No resulta sorprendente, entonces, que el clímax de esta segunda temporada haya sido también la angustia melodramática —los gritos desgarrados, el rímel corrido, las carreras desesperadas en medio de la playa tropical—, ni que los productores hayan convertido el tormento de los concursantes en el motor comercial del producto. Según Eva Illouz, “la cultura terapéutica debe generar una estructura narrativa en la que el sufrimiento y la condición de víctima definan al yo. De hecho, la narrativa terapéutica solo funciona concibiendo los hechos de la vida como indicadores de oportunidades fallidas del propio desarrollo”.

El análisis de Illouz —quien ha tratado extensamente la relación entre el ocaso del amor romántico y el capitalismo emocional a partir del análisis de productos culturales como Cincuenta sombras de Grey— resulta especialmente interesante para entender hasta qué punto el trabajo emocional del yo sobre sí mismo se ha convertido en el verdadero protagonista del reality: en la medida que este discurso terapéutico es tautológico —“ser uno mismo” se convierte en sinónimo de bienestar emocional, pero ambos conceptos están vacíos y solo se definen en relación a su par—, cualquier forma de malestar se traduce en un fallo de ese “yo”, que no está esforzando lo suficiente en ser idéntico a sí mismo.

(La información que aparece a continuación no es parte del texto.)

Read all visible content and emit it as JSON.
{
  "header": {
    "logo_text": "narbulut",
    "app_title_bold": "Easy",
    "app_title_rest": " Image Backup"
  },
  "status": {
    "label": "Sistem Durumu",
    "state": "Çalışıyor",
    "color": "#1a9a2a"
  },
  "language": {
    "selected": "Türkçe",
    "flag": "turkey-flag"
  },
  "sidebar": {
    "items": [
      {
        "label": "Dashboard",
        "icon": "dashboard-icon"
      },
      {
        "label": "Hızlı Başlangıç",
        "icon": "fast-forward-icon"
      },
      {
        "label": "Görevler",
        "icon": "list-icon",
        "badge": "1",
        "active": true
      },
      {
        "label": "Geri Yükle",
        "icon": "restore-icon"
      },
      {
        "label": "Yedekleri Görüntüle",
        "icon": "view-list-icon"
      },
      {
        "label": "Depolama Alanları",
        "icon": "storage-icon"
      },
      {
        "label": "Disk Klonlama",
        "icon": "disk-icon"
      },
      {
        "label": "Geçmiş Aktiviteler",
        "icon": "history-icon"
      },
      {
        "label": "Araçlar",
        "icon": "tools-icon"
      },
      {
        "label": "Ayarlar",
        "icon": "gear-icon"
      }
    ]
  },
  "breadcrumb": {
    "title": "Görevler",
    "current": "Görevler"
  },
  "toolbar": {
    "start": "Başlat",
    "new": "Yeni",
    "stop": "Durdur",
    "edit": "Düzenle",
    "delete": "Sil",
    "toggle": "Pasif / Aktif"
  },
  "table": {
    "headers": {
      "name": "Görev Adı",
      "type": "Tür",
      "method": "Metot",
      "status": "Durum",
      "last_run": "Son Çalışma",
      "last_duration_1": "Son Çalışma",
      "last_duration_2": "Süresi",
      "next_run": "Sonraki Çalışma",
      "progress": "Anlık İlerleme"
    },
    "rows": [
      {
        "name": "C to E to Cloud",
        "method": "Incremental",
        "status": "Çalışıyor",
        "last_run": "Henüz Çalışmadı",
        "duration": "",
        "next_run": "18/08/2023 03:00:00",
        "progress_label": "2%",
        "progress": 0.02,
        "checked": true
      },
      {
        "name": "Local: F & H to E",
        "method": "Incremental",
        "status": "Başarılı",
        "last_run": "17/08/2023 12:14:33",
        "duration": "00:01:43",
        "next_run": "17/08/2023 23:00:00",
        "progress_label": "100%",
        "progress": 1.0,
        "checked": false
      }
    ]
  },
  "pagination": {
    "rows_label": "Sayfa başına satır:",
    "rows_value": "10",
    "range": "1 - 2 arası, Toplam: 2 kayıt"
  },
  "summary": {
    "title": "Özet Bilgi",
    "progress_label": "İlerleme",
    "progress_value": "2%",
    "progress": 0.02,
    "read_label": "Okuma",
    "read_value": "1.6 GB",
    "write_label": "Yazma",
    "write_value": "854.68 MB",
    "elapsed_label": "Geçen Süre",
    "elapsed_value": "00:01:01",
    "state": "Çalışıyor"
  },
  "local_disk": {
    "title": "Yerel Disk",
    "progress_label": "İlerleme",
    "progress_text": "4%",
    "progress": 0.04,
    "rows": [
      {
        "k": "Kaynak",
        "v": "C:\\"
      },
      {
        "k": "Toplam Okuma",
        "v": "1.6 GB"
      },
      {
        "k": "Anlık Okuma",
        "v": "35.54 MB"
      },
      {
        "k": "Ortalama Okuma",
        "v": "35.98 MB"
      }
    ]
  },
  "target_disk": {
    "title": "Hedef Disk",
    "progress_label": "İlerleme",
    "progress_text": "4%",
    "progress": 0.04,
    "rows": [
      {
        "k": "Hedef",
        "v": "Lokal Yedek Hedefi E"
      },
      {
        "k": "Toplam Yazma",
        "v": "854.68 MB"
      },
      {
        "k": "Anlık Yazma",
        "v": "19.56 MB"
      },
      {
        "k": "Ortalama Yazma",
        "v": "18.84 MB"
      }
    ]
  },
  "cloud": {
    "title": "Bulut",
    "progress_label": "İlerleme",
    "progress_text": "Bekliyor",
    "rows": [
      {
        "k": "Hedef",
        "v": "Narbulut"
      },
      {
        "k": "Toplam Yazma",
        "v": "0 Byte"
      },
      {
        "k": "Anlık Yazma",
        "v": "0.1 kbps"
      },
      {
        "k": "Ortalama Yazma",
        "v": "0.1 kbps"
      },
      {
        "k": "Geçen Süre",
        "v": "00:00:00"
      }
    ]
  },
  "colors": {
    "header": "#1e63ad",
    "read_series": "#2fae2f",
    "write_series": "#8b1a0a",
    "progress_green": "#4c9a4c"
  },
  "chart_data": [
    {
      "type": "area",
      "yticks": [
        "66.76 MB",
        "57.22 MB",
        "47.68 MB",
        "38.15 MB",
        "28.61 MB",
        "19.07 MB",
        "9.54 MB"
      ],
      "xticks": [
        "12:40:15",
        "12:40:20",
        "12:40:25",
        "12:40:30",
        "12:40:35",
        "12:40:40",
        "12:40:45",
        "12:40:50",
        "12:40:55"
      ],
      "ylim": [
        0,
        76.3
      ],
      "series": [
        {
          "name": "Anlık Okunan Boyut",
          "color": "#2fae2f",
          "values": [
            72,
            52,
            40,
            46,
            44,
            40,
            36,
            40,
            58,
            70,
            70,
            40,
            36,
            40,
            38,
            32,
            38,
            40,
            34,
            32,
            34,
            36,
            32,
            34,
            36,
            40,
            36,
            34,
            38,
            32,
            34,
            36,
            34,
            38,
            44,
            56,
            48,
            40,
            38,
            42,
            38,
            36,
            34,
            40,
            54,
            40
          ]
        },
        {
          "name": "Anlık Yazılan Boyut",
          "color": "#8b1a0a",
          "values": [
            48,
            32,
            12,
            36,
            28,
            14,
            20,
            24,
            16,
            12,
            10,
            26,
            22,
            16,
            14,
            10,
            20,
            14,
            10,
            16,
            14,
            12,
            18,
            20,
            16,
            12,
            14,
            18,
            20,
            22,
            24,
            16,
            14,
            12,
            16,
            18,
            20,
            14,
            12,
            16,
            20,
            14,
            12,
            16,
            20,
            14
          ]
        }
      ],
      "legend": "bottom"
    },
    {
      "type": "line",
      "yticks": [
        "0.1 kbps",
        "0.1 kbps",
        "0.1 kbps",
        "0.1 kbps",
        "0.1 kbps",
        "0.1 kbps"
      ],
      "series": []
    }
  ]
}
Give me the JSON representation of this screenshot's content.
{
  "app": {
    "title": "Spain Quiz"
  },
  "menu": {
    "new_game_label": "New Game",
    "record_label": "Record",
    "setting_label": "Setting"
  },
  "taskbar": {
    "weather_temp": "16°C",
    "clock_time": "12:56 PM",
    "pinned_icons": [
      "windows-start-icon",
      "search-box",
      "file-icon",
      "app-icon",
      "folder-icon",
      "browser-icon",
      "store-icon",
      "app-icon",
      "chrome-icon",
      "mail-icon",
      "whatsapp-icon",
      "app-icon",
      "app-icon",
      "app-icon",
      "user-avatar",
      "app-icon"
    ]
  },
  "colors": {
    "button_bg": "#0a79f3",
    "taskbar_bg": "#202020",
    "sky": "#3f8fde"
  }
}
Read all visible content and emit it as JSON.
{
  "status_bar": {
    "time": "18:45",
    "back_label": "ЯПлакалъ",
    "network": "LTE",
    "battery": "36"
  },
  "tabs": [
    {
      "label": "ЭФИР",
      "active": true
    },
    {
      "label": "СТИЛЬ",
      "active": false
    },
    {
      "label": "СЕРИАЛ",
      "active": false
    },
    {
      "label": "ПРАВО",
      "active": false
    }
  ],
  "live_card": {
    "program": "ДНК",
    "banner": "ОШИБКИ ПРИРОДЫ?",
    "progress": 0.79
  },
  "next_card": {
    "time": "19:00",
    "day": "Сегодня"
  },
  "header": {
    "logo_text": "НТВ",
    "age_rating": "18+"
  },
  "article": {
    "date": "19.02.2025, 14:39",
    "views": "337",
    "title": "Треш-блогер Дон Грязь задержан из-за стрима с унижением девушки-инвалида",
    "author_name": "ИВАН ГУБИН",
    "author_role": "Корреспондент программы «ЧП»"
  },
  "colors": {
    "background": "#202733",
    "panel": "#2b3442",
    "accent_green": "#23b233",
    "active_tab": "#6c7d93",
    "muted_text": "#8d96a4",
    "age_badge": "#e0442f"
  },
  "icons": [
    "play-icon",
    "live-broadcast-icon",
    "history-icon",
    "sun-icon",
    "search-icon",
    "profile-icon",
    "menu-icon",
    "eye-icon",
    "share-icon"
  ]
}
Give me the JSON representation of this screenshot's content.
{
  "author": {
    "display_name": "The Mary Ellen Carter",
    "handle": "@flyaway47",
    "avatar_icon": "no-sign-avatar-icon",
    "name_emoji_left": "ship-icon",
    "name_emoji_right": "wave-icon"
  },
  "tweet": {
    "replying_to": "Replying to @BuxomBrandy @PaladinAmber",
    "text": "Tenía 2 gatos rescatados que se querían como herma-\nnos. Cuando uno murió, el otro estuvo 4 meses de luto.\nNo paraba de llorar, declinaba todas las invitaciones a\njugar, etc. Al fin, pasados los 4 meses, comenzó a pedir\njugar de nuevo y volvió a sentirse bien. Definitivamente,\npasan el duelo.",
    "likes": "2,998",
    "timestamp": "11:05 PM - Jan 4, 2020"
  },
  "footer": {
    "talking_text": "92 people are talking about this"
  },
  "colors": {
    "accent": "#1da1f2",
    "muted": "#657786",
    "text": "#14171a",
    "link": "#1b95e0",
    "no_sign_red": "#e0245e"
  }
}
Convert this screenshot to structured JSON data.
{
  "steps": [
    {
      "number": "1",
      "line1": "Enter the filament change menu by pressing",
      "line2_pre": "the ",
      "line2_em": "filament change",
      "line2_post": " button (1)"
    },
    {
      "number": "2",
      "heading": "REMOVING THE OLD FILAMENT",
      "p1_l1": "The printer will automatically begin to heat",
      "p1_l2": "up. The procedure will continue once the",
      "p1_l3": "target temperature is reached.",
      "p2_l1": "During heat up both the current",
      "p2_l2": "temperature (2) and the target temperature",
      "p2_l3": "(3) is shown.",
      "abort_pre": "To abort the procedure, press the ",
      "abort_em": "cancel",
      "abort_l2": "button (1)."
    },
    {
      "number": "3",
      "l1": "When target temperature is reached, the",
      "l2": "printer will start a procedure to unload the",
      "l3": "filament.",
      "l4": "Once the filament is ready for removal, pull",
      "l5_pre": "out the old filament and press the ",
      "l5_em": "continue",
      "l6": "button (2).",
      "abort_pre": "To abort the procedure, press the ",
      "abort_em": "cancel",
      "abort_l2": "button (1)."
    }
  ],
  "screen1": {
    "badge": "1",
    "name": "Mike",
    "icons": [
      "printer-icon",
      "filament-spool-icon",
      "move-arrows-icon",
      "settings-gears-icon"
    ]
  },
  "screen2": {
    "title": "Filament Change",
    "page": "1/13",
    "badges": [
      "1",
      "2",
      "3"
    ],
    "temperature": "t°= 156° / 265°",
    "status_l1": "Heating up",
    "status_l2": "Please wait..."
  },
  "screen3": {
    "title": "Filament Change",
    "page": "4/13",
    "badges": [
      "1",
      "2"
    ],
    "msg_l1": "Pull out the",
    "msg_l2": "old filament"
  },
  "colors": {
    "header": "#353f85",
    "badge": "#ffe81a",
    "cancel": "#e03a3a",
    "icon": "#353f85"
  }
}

Quizá lo más impresionante es ver en directo cómo los concursantes, inducidos por psicólogos, productores y la propia presentadora, van asumiendo poco a poco este lenguaje terapéutico. Algunos, como Christian, andan perdidos por la casa, repitiendo consignas vacías para autoconvencerse de que estaban siendo infieles a su corazón mucho más que a su pareja: pocas escenas ilustran mejor el carácter patologizante del imperativo de ser uno mismo que sus conversaciones con Andrea, en las que él se presenta como víctima de su entrega amorosa. En otros casos, como el de Melyssa, la exaltación de esta narrativa toma un cariz épico: reconvierte los llantos y la ansiedad en una entereza insospechada, como una ave fénix renacida de la ansiedad y el gaslighting.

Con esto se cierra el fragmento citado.